The trainer turned to his computer and started to log some of his work with the players for the day, with Shep continuing to work on Dwight, who chatted with Kostas, who would occasionally glance at Isaiah, across the room stretching his ankle and trying to conceal his grimace. The Greek forward knew enough about his teammate to keep quiet about it.
After a few minutes on the computer, Keith turned back around to Isaiah. "Which letter you on, Sip?"
"Second 'C'," he responded, drawing the crescent with his toe. Keith pulled up a stool in front of the young man and started to feel around the soft tissue of his ankle. "Let me know if any of it feels tender to the touch," Keith instructed. Isaiah nodded, lips pursed with concentration. 'E' was one of the most difficult letters.

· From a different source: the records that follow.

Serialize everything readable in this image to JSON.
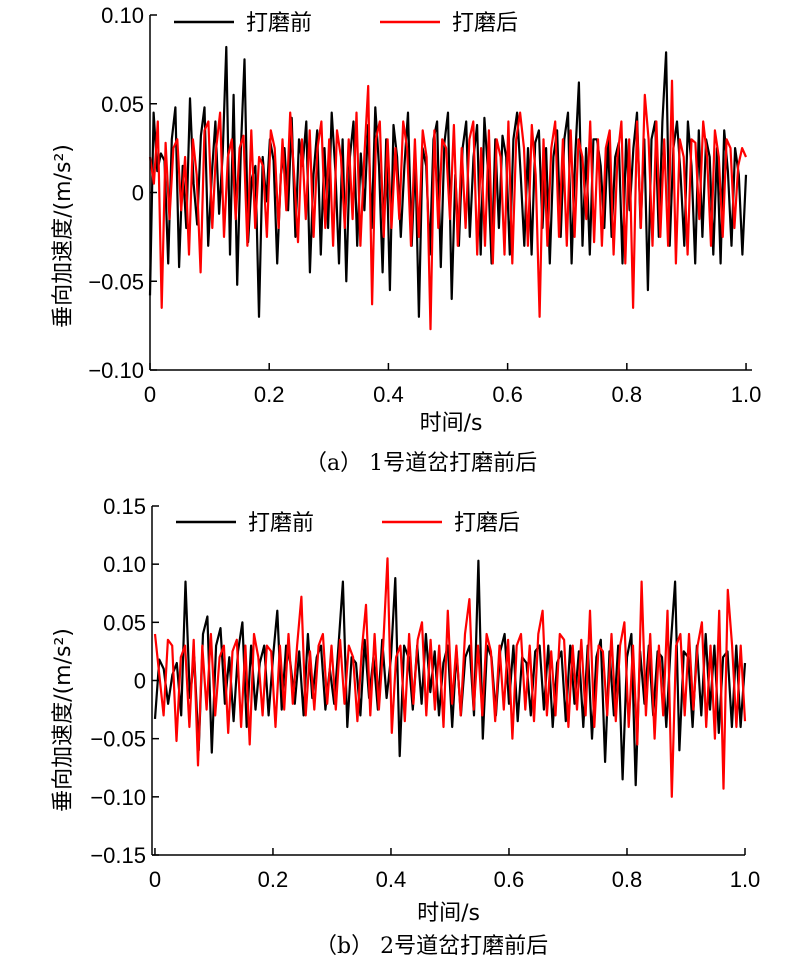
{
  "chart_data": [
    {
      "type": "line",
      "caption": "（a） 1号道岔打磨前后",
      "xlabel": "时间/s",
      "ylabel": "垂向加速度/(m/s²)",
      "xlim": [
        0,
        1.01
      ],
      "ylim": [
        -0.1,
        0.1
      ],
      "xticks": [
        "0",
        "0.2",
        "0.4",
        "0.6",
        "0.8",
        "1.0"
      ],
      "yticks": [
        "−0.10",
        "−0.05",
        "0",
        "0.05",
        "0.10"
      ],
      "legend_position": "top",
      "series": [
        {
          "name": "打磨前",
          "color": "#000000",
          "values": [
            -0.058,
            0.045,
            0.012,
            0.022,
            0.018,
            -0.04,
            0.03,
            0.048,
            -0.042,
            0.015,
            -0.02,
            0.053,
            0.005,
            -0.018,
            0.032,
            0.048,
            -0.03,
            0.01,
            0.04,
            -0.012,
            0.022,
            0.082,
            -0.035,
            0.055,
            -0.052,
            0.025,
            0.075,
            -0.028,
            0.008,
            0.015,
            -0.07,
            0.02,
            -0.005,
            0.03,
            0.018,
            -0.04,
            0.01,
            0.025,
            -0.01,
            0.042,
            -0.025,
            0.03,
            0.015,
            0.04,
            -0.045,
            0.01,
            0.035,
            -0.035,
            0.025,
            -0.02,
            0.045,
            0.012,
            -0.04,
            0.03,
            -0.05,
            0.02,
            0.04,
            -0.03,
            0.022,
            -0.01,
            0.038,
            -0.02,
            0.048,
            0.015,
            -0.045,
            0.03,
            -0.055,
            0.038,
            0.02,
            -0.025,
            0.015,
            0.045,
            -0.03,
            0.02,
            -0.07,
            0.025,
            0.015,
            -0.035,
            0.03,
            0.04,
            -0.042,
            0.028,
            0.045,
            -0.06,
            0.01,
            -0.03,
            0.025,
            0.04,
            -0.025,
            0.02,
            0.038,
            -0.035,
            0.042,
            0.012,
            -0.04,
            0.03,
            -0.02,
            0.032,
            0.02,
            -0.035,
            0.03,
            0.045,
            0.01,
            -0.03,
            0.025,
            -0.035,
            0.028,
            0.035,
            -0.02,
            0.025,
            -0.04,
            0.02,
            0.035,
            -0.025,
            0.03,
            0.045,
            -0.04,
            0.02,
            0.062,
            -0.03,
            0.025,
            -0.035,
            0.03,
            0.03,
            0.015,
            -0.02,
            0.03,
            -0.025,
            0.02,
            0.028,
            -0.04,
            0.03,
            -0.01,
            0.025,
            0.045,
            -0.02,
            0.03,
            -0.055,
            0.03,
            0.04,
            -0.025,
            0.04,
            0.079,
            -0.03,
            0.025,
            0.04,
            0.01,
            -0.03,
            0.04,
            0.015,
            -0.04,
            0.035,
            -0.025,
            0.03,
            0.02,
            -0.035,
            0.025,
            -0.04,
            0.035,
            0.012,
            -0.03,
            0.025,
            0.01,
            -0.035,
            0.01
          ]
        },
        {
          "name": "打磨后",
          "color": "#ff0000",
          "values": [
            0.02,
            0.005,
            0.04,
            -0.065,
            0.028,
            -0.015,
            0.025,
            0.03,
            -0.01,
            0.02,
            -0.035,
            0.03,
            0.01,
            -0.045,
            0.035,
            0.04,
            -0.02,
            0.025,
            0.045,
            -0.025,
            0.02,
            0.03,
            -0.015,
            0.025,
            0.032,
            -0.03,
            0.035,
            -0.02,
            0.02,
            0.015,
            -0.025,
            0.035,
            0.025,
            -0.02,
            0.03,
            -0.01,
            0.045,
            0.01,
            -0.028,
            0.03,
            -0.015,
            0.035,
            -0.025,
            0.025,
            0.04,
            -0.02,
            0.03,
            -0.03,
            0.035,
            0.02,
            -0.02,
            0.03,
            -0.015,
            0.045,
            -0.03,
            0.02,
            0.06,
            -0.063,
            0.03,
            0.04,
            -0.025,
            0.03,
            -0.02,
            0.025,
            -0.015,
            0.04,
            0.025,
            -0.03,
            0.03,
            -0.025,
            0.035,
            0.02,
            -0.077,
            0.035,
            -0.02,
            0.03,
            0.025,
            -0.015,
            0.038,
            -0.03,
            0.025,
            -0.02,
            0.03,
            0.04,
            -0.035,
            0.025,
            -0.03,
            0.035,
            -0.04,
            0.03,
            0.02,
            -0.035,
            0.04,
            -0.04,
            0.03,
            0.045,
            0.025,
            -0.03,
            0.038,
            0.01,
            -0.07,
            0.03,
            -0.03,
            0.025,
            0.04,
            -0.025,
            0.03,
            -0.03,
            0.035,
            -0.025,
            0.03,
            0.02,
            -0.015,
            0.04,
            -0.028,
            0.03,
            -0.03,
            0.025,
            0.035,
            -0.035,
            0.02,
            0.04,
            -0.04,
            0.03,
            -0.065,
            0.04,
            -0.02,
            0.055,
            0.03,
            -0.03,
            0.04,
            -0.025,
            0.03,
            -0.03,
            0.063,
            -0.04,
            0.03,
            0.02,
            -0.035,
            0.03,
            0.028,
            -0.015,
            0.04,
            0.02,
            -0.03,
            0.035,
            0.02,
            -0.025,
            0.03,
            0.025,
            -0.02,
            0.015,
            0.025,
            0.02
          ]
        }
      ]
    },
    {
      "type": "line",
      "caption": "（b） 2号道岔打磨前后",
      "xlabel": "时间/s",
      "ylabel": "垂向加速度/(m/s²)",
      "xlim": [
        -0.005,
        1.0
      ],
      "ylim": [
        -0.15,
        0.15
      ],
      "xticks": [
        "0",
        "0.2",
        "0.4",
        "0.6",
        "0.8",
        "1.0"
      ],
      "yticks": [
        "−0.15",
        "−0.10",
        "−0.05",
        "0",
        "0.05",
        "0.10",
        "0.15"
      ],
      "legend_position": "top",
      "series": [
        {
          "name": "打磨前",
          "color": "#000000",
          "values": [
            -0.033,
            0.018,
            0.01,
            -0.02,
            0.005,
            0.015,
            -0.03,
            0.085,
            -0.015,
            0.02,
            -0.06,
            0.04,
            0.055,
            -0.062,
            0.03,
            0.045,
            -0.02,
            0.02,
            -0.035,
            0.025,
            0.05,
            -0.04,
            0.03,
            -0.025,
            0.015,
            0.03,
            -0.03,
            0.02,
            0.06,
            -0.025,
            0.03,
            0.015,
            -0.02,
            0.025,
            -0.03,
            0.04,
            -0.015,
            0.02,
            0.03,
            -0.025,
            0.01,
            -0.02,
            0.03,
            0.085,
            -0.04,
            0.02,
            0.015,
            -0.03,
            0.035,
            -0.015,
            0.02,
            -0.025,
            0.035,
            -0.015,
            0.02,
            0.088,
            -0.065,
            0.03,
            0.02,
            -0.025,
            0.03,
            -0.02,
            0.04,
            -0.01,
            0.025,
            -0.03,
            0.015,
            0.03,
            -0.04,
            0.025,
            -0.03,
            0.02,
            0.03,
            -0.03,
            0.103,
            -0.05,
            0.03,
            0.02,
            -0.03,
            0.025,
            0.04,
            -0.02,
            0.03,
            -0.035,
            0.02,
            0.015,
            -0.03,
            0.025,
            0.03,
            -0.025,
            0.03,
            -0.04,
            0.015,
            0.025,
            -0.035,
            0.03,
            -0.02,
            0.025,
            -0.04,
            0.03,
            -0.05,
            0.02,
            0.035,
            -0.07,
            0.025,
            -0.03,
            0.03,
            -0.085,
            0.02,
            0.04,
            -0.09,
            0.025,
            -0.02,
            0.03,
            -0.03,
            0.025,
            0.02,
            -0.04,
            0.03,
            0.085,
            -0.06,
            0.025,
            0.02,
            -0.04,
            0.03,
            -0.03,
            0.04,
            -0.025,
            0.03,
            -0.045,
            0.02,
            0.025,
            -0.04,
            0.03,
            -0.04,
            0.015
          ]
        },
        {
          "name": "打磨后",
          "color": "#ff0000",
          "values": [
            0.04,
            0.005,
            -0.03,
            0.035,
            0.03,
            -0.052,
            0.02,
            0.03,
            -0.04,
            0.035,
            -0.073,
            0.03,
            -0.025,
            0.04,
            -0.03,
            0.02,
            0.03,
            -0.045,
            0.025,
            0.035,
            -0.04,
            0.03,
            -0.055,
            0.04,
            0.02,
            -0.03,
            0.03,
            0.025,
            -0.04,
            0.03,
            -0.025,
            0.04,
            -0.02,
            0.03,
            0.072,
            -0.03,
            0.025,
            -0.025,
            0.03,
            0.04,
            -0.02,
            0.03,
            -0.025,
            0.035,
            -0.02,
            0.03,
            0.02,
            -0.035,
            0.025,
            0.065,
            -0.03,
            0.04,
            -0.025,
            0.03,
            0.105,
            -0.045,
            0.02,
            0.03,
            -0.035,
            0.04,
            -0.02,
            0.035,
            0.05,
            -0.03,
            0.035,
            -0.025,
            0.03,
            -0.04,
            0.06,
            -0.02,
            0.03,
            -0.03,
            0.04,
            0.07,
            -0.025,
            0.03,
            -0.03,
            0.04,
            0.025,
            -0.035,
            0.03,
            -0.025,
            0.035,
            -0.05,
            0.03,
            0.04,
            -0.025,
            0.03,
            -0.035,
            0.04,
            0.06,
            -0.03,
            0.025,
            -0.03,
            0.04,
            0.035,
            -0.04,
            0.03,
            -0.025,
            0.035,
            -0.03,
            0.06,
            -0.04,
            0.03,
            0.025,
            -0.03,
            0.04,
            -0.035,
            0.03,
            0.05,
            -0.04,
            0.03,
            -0.055,
            0.085,
            -0.03,
            0.04,
            -0.05,
            0.03,
            -0.03,
            0.06,
            -0.1,
            0.03,
            0.04,
            -0.03,
            0.04,
            -0.025,
            0.03,
            0.05,
            -0.04,
            0.03,
            -0.05,
            0.06,
            -0.093,
            0.078,
            0.03,
            -0.04,
            0.03,
            -0.035
          ]
        }
      ]
    }
  ]
}
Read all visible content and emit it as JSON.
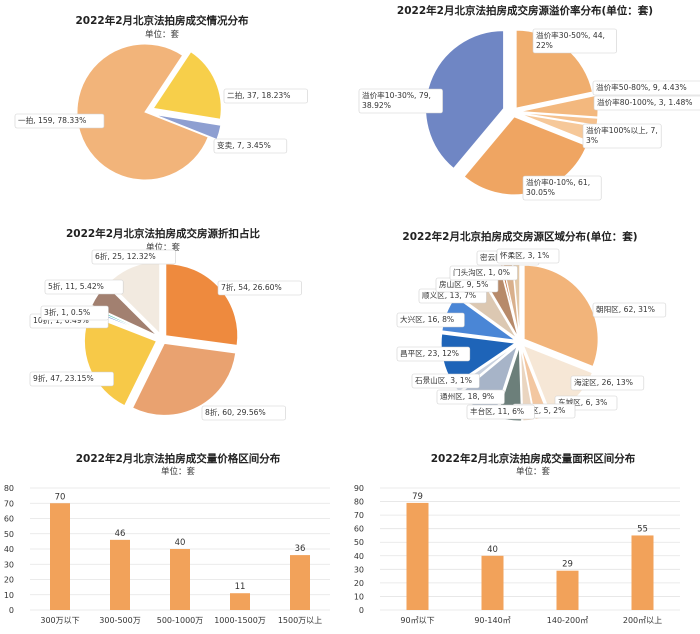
{
  "chart_data": [
    {
      "id": "c1",
      "type": "pie",
      "title": "2022年2月北京法拍房成交情况分布",
      "subtitle": "单位：套",
      "slices": [
        {
          "label": "一拍, 159, 78.33%",
          "value": 159,
          "color": "#F2B47A"
        },
        {
          "label": "二拍, 37, 18.23%",
          "value": 37,
          "color": "#F7CF4A"
        },
        {
          "label": "变卖, 7, 3.45%",
          "value": 7,
          "color": "#8E9FD1"
        }
      ]
    },
    {
      "id": "c2",
      "type": "pie",
      "title": "2022年2月北京法拍房成交房源溢价率分布(单位：套)",
      "subtitle": "",
      "slices": [
        {
          "label": "溢价率30-50%, 44, 22%",
          "value": 44,
          "color": "#F0AE6E"
        },
        {
          "label": "溢价率50-80%, 9, 4.43%",
          "value": 9,
          "color": "#F3B87E"
        },
        {
          "label": "溢价率80-100%, 3, 1.48%",
          "value": 3,
          "color": "#F5C18E"
        },
        {
          "label": "溢价率100%以上, 7, 3%",
          "value": 7,
          "color": "#F6C899"
        },
        {
          "label": "溢价率0-10%, 61, 30.05%",
          "value": 61,
          "color": "#EFA562"
        },
        {
          "label": "溢价率10-30%, 79, 38.92%",
          "value": 79,
          "color": "#6F86C4"
        }
      ]
    },
    {
      "id": "c3",
      "type": "pie",
      "title": "2022年2月北京法拍房成交房源折扣占比",
      "subtitle": "单位：套",
      "slices": [
        {
          "label": "7折, 54, 26.60%",
          "value": 54,
          "color": "#EE8A3E"
        },
        {
          "label": "8折, 60, 29.56%",
          "value": 60,
          "color": "#E9A270"
        },
        {
          "label": "9折, 47, 23.15%",
          "value": 47,
          "color": "#F7C948"
        },
        {
          "label": "10折, 1, 0.49%",
          "value": 1,
          "color": "#5E8FD6"
        },
        {
          "label": "3折, 1, 0.5%",
          "value": 1,
          "color": "#3FBFAF"
        },
        {
          "label": "5折, 11, 5.42%",
          "value": 11,
          "color": "#A28070"
        },
        {
          "label": "6折, 25, 12.32%",
          "value": 25,
          "color": "#F2EAE0"
        }
      ]
    },
    {
      "id": "c4",
      "type": "pie",
      "title": "2022年2月北京拍房成交房源区域分布(单位：套)",
      "subtitle": "",
      "slices": [
        {
          "label": "朝阳区, 62, 31%",
          "value": 62,
          "color": "#F2B47A"
        },
        {
          "label": "海淀区, 26, 13%",
          "value": 26,
          "color": "#F6E7D6"
        },
        {
          "label": "东城区, 6, 3%",
          "value": 6,
          "color": "#F3C7A1"
        },
        {
          "label": "西城区, 5, 2%",
          "value": 5,
          "color": "#EAD5C0"
        },
        {
          "label": "丰台区, 11, 6%",
          "value": 11,
          "color": "#6C7F7A"
        },
        {
          "label": "通州区, 18, 9%",
          "value": 18,
          "color": "#A7B4C8"
        },
        {
          "label": "石景山区, 3, 1%",
          "value": 3,
          "color": "#C9D1DE"
        },
        {
          "label": "昌平区, 23, 12%",
          "value": 23,
          "color": "#1E64B8"
        },
        {
          "label": "大兴区, 16, 8%",
          "value": 16,
          "color": "#4A86D6"
        },
        {
          "label": "顺义区, 13, 7%",
          "value": 13,
          "color": "#DCC8B2"
        },
        {
          "label": "房山区, 9, 5%",
          "value": 9,
          "color": "#B78A6A"
        },
        {
          "label": "门头沟区, 1, 0%",
          "value": 1,
          "color": "#C06A3A"
        },
        {
          "label": "密云区, 4, 2%",
          "value": 4,
          "color": "#D9B08C"
        },
        {
          "label": "怀柔区, 3, 1%",
          "value": 3,
          "color": "#E3C9A8"
        }
      ]
    },
    {
      "id": "c5",
      "type": "bar",
      "title": "2022年2月北京法拍房成交量价格区间分布",
      "subtitle": "单位：套",
      "categories": [
        "300万以下",
        "300-500万",
        "500-1000万",
        "1000-1500万",
        "1500万以上"
      ],
      "values": [
        70,
        46,
        40,
        11,
        36
      ],
      "ylim": [
        0,
        80
      ],
      "yticks": [
        "0",
        "10",
        "20",
        "30",
        "40",
        "50",
        "60",
        "70",
        "80"
      ],
      "color": "#F2A25A"
    },
    {
      "id": "c6",
      "type": "bar",
      "title": "2022年2月北京法拍房成交量面积区间分布",
      "subtitle": "单位：套",
      "categories": [
        "90㎡以下",
        "90-140㎡",
        "140-200㎡",
        "200㎡以上"
      ],
      "values": [
        79,
        40,
        29,
        55
      ],
      "ylim": [
        0,
        90
      ],
      "yticks": [
        "0",
        "10",
        "20",
        "30",
        "40",
        "50",
        "60",
        "70",
        "80",
        "90"
      ],
      "color": "#F2A25A"
    }
  ]
}
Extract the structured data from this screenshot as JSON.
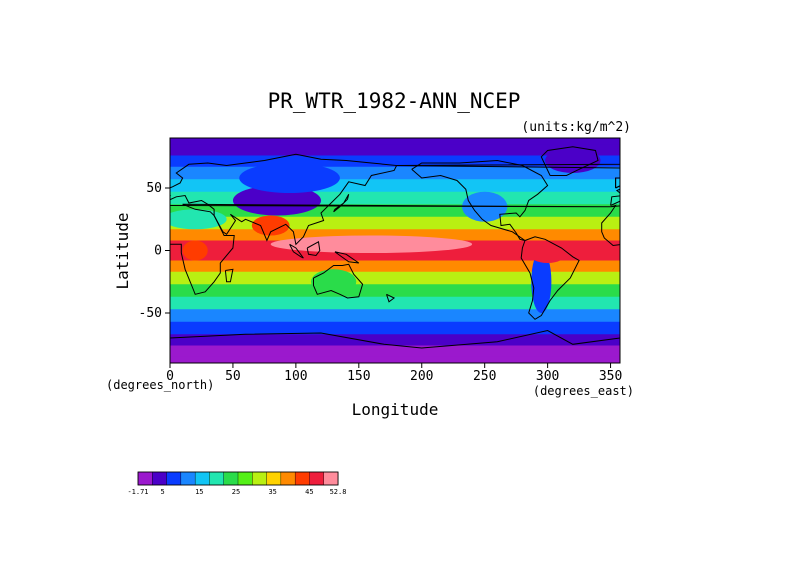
{
  "chart_data": {
    "type": "heatmap",
    "title": "PR_WTR_1982-ANN_NCEP",
    "units_label": "(units:kg/m^2)",
    "xlabel": "Longitude",
    "ylabel": "Latitude",
    "x_units_label": "(degrees_east)",
    "y_units_label": "(degrees_north)",
    "xlim": [
      0,
      357.5
    ],
    "ylim": [
      -90,
      90
    ],
    "x_ticks": [
      0,
      50,
      100,
      150,
      200,
      250,
      300,
      350
    ],
    "y_ticks": [
      -50,
      0,
      50
    ],
    "legend": "bottom-left",
    "colorbar_labels": [
      "-1.71",
      "5",
      "15",
      "25",
      "35",
      "45",
      "52.8"
    ],
    "colorbar_colors": [
      "#9b19cd",
      "#4b00c8",
      "#0a3cff",
      "#1a86ff",
      "#12c5f5",
      "#22e6b0",
      "#2adc4a",
      "#54f017",
      "#b9f012",
      "#ffd200",
      "#ff8a00",
      "#ff3c00",
      "#ee1e3c",
      "#ff8c9c"
    ],
    "bands": [
      {
        "lat": 90,
        "value": 6
      },
      {
        "lat": 80,
        "value": 3
      },
      {
        "lat": 72,
        "value": 8
      },
      {
        "lat": 62,
        "value": 12
      },
      {
        "lat": 52,
        "value": 15
      },
      {
        "lat": 42,
        "value": 19
      },
      {
        "lat": 32,
        "value": 24
      },
      {
        "lat": 22,
        "value": 32
      },
      {
        "lat": 12,
        "value": 41
      },
      {
        "lat": 4,
        "value": 47
      },
      {
        "lat": -4,
        "value": 48
      },
      {
        "lat": -12,
        "value": 40
      },
      {
        "lat": -22,
        "value": 31
      },
      {
        "lat": -32,
        "value": 24
      },
      {
        "lat": -42,
        "value": 18
      },
      {
        "lat": -52,
        "value": 13
      },
      {
        "lat": -62,
        "value": 8
      },
      {
        "lat": -72,
        "value": 4
      },
      {
        "lat": -80,
        "value": 1
      },
      {
        "lat": -90,
        "value": -1
      }
    ]
  }
}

After a while, Dwight and Kostas had gone, Isaiah was almost finished with his physical therapy for the day, and a sweat-soaked Pat Beverley burst back into the trainer's room. "Are you gonna watch me run and cut, or what?" he asked, breathing heavily. "Coach says I look good, I look ready."
"I'm not quite done here, and if you keep that up, you'll tire yourself out too much to play tonight." Keith said, realizing his phrasing mistake too late.
"Did you say I'm playing tonight?" Beverley's eyes lit up, and he started bouncing noticeably, with both feet, up and down.
"Now hold on, Pat-"
"Nah, you said! Coach said I looked ready, you said I'm playing tonight!" Pat burst back out of the door, back down the hallway at speed, yelling "LET'S GOOOOOOOO" until he was out of earshot.
Neither Keith nor Isaiah could suppress a chuckle at Beverley's exuberance, but Isaiah's expression faded much more quickly. Keith looked in the young man's face, and tried his best to reassure him. "You'll be out there with him soon. You proved you belong."
"I know I belong, Keith." Isaiah bristled at Keith's fatherly tone. "I got to be out there though. You gotta let me get out there."
"You'll be out there soon, Sip. How's it feeling?" Keith pressed down on the tender flesh below the ankle bone.
"Good. Fine," said Isaiah, holding his breath to prevent from gasping.
"We'll get you back out there soon," Keith reiterated.
Keith searched for an answer, but nothing was coming easily. Nothing had come easily all year.